A Metalúrgica Ponta Azul contratou AEP para todos os setores. No setor de montagem, a AEP apontou postura estática prolongada e ritmo determinado por esteira. Pela alínea "a" do item 17.3.2, a situação demandou avaliação mais aprofundada e foi feita AET, que recomendou bancada com altura regulável, revisão do tempo de ciclo e pausa adicional.
Na conferência do PGR: o inventário traz uma linha de "risco ergonômico — posturas inadequadas" para toda a produção, sem nível de risco. A AEP está anexa em PDF. A AET está anexa em PDF. O plano de ação tem uma linha: "adquirir cadeiras ergonômicas — responsável: SESMT — prazo: contínuo".
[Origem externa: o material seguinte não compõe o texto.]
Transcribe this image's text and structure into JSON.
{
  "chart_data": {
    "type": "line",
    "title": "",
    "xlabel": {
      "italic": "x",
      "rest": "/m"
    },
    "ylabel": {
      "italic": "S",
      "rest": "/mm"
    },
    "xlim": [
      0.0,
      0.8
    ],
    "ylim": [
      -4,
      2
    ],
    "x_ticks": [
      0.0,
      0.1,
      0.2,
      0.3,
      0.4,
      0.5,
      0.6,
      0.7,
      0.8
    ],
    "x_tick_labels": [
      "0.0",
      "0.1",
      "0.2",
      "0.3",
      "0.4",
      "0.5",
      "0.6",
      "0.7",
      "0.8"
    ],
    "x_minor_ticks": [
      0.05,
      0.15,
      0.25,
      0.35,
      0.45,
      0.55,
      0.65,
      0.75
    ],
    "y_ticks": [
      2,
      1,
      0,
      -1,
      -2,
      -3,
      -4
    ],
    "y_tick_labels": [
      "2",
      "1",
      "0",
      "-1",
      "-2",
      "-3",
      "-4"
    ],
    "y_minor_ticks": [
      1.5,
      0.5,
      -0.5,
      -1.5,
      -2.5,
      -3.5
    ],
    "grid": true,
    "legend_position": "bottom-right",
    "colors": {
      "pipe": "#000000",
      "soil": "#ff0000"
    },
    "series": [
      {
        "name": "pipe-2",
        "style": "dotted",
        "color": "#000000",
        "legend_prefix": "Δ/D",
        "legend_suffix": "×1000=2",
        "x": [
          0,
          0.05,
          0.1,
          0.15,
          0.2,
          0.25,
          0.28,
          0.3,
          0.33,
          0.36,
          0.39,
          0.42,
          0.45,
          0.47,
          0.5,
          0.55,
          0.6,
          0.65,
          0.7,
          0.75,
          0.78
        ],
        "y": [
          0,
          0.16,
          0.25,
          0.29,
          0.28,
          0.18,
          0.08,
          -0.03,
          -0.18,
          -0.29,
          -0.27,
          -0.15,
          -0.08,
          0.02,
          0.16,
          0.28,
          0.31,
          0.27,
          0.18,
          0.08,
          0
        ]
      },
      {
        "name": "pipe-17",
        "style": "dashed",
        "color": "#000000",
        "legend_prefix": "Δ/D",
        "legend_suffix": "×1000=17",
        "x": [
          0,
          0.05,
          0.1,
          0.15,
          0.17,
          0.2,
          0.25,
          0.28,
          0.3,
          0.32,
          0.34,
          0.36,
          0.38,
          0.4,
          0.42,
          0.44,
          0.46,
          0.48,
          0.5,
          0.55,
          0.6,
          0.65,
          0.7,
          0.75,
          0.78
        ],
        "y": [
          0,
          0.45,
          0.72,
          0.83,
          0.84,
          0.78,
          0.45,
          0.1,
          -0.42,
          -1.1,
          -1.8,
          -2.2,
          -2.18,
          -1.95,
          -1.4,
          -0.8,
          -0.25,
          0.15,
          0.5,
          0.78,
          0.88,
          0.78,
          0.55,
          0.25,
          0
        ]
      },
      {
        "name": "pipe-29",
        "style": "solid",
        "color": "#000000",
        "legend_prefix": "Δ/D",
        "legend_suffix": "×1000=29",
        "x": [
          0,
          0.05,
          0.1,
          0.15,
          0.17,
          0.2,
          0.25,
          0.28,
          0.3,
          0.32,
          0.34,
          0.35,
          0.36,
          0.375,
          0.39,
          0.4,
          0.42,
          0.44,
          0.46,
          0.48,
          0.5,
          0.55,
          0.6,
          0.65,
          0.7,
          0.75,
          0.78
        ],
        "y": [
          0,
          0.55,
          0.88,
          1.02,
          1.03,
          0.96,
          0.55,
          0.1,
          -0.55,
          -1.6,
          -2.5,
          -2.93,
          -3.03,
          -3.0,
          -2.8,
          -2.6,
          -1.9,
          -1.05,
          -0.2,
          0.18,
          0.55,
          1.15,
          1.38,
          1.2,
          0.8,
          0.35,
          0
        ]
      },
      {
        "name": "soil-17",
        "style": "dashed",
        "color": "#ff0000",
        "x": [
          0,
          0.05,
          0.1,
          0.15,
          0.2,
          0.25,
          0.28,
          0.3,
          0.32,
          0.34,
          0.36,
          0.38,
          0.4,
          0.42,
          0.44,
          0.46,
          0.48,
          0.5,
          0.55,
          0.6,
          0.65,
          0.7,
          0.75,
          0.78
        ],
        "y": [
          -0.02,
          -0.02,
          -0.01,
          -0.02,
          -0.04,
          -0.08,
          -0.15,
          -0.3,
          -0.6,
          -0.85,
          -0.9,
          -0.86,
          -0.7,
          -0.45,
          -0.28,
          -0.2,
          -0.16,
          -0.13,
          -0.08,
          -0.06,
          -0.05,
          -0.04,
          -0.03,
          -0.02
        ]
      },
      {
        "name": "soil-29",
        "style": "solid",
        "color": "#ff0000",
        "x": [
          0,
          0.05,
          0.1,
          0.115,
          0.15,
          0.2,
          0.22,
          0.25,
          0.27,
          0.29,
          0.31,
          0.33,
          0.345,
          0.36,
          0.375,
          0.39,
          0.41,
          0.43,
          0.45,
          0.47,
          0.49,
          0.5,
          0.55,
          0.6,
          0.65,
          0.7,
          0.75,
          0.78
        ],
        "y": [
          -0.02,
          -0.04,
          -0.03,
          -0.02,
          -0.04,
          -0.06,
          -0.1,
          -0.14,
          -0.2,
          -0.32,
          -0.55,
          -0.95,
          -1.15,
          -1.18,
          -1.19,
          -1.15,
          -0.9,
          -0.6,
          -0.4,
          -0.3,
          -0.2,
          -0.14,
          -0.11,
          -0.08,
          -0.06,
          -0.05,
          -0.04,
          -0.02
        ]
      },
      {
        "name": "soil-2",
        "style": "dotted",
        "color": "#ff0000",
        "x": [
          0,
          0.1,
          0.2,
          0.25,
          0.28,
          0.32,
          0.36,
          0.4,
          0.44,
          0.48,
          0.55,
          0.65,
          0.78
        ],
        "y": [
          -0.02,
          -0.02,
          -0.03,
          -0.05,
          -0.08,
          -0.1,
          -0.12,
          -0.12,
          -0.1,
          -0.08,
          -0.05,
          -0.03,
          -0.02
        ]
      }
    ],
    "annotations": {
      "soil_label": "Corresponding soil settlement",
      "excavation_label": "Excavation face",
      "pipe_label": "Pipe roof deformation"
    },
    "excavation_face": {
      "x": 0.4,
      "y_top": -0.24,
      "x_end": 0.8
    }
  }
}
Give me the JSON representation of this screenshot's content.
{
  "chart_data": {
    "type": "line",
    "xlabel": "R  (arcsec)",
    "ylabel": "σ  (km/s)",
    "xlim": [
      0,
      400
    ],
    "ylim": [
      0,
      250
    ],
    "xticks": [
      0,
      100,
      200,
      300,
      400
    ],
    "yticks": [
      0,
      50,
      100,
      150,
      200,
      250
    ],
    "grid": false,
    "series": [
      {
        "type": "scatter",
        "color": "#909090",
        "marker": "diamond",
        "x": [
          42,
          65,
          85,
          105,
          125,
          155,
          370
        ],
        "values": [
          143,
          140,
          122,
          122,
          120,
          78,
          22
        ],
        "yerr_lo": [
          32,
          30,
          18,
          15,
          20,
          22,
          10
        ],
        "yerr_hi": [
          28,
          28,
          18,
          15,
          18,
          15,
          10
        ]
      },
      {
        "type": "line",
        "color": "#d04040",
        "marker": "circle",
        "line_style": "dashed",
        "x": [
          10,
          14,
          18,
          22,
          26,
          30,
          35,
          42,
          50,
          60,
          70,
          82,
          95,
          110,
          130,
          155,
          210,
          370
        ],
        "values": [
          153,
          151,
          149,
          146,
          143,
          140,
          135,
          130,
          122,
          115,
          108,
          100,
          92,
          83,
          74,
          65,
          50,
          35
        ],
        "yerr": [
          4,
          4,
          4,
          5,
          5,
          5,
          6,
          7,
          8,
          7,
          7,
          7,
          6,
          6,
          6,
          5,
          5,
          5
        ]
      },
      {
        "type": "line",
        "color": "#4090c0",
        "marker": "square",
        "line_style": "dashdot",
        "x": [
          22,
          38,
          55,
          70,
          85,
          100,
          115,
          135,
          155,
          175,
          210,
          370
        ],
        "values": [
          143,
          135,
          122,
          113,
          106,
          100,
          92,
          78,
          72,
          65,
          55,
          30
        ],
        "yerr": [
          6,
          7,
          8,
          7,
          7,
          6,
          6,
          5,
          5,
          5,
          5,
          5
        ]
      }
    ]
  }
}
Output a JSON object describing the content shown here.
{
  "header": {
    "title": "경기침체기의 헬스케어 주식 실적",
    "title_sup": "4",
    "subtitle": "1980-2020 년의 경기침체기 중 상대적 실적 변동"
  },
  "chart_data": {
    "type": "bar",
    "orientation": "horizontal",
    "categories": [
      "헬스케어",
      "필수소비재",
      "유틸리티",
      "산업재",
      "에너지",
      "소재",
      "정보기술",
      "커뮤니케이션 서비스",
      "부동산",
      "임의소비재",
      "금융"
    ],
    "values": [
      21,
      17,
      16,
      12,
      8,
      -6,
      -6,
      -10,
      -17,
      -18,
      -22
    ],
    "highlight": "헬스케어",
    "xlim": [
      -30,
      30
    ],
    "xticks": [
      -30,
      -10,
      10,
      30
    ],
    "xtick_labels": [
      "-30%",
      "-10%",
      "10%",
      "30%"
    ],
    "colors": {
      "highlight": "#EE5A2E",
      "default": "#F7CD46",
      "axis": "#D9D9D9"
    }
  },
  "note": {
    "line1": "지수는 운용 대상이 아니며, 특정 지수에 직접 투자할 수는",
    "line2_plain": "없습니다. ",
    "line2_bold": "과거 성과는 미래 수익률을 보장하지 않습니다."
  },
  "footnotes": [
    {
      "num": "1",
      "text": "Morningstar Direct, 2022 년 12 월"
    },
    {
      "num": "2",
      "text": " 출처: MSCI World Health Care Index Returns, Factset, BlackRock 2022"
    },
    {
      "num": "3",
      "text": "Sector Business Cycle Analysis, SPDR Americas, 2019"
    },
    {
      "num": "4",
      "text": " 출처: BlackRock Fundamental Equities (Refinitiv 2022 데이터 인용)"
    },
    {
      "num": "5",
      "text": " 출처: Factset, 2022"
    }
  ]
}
O que falta, item a item: o resultado da AEP não integrou o inventário (17.3.5, "a"); a revisão do tempo de ciclo é modificação da organização do trabalho e não gerou revisão do inventário (17.3.5, "b"); nenhuma das três recomendações da AET virou linha de plano de ação, e a única linha existente não corresponde a nenhuma delas (17.3.6, "b"); essa linha também não tem prazo nem responsável identificável (1.5.5.2.2); e não há classificação do risco ergonômico (alínea "i" do 1.5.7.3.2). O tempo de ciclo, aliás, é matéria do capítulo tratado em organização do trabalho na NR-17.
Onde a norma cala
Três pontos sem resposta no texto, e é honesto dizer isso em vez de resolver por conveniência.
- A forma da integração. O item 17.3.5 diz que os resultados devem integrar o inventário. Não diz se por transcrição para dentro das colunas ou por remissão a documento anexo. O argumento a favor da transcrição é o subitem 1.5.7.3.1, que manda consolidar os dados, e o próprio caput do 1.5.7.3.2, que manda o inventário contemplar aquelas informações. O argumento oposto — de que um anexo referenciado é parte do inventário — não está escrito em lugar nenhum, mas também não está proibido. A conferência que se sustenta é a que exige o dado dentro do inventário.
- A recomendação da AET que a organização decide não adotar. A alínea "b" do item 17.3.6 manda prever plano de ação para "as recomendações da AET", sem ressalva. A NR-01, no subitem 1.5.5.2.1, fala em medidas "a serem introduzidas, aprimoradas ou mantidas". Nenhuma das duas descreve o procedimento para recusar uma recomendação técnica. Silêncio não é permissão: o mínimo defensável é registrar a decisão, a justificativa e a medida alternativa adotada.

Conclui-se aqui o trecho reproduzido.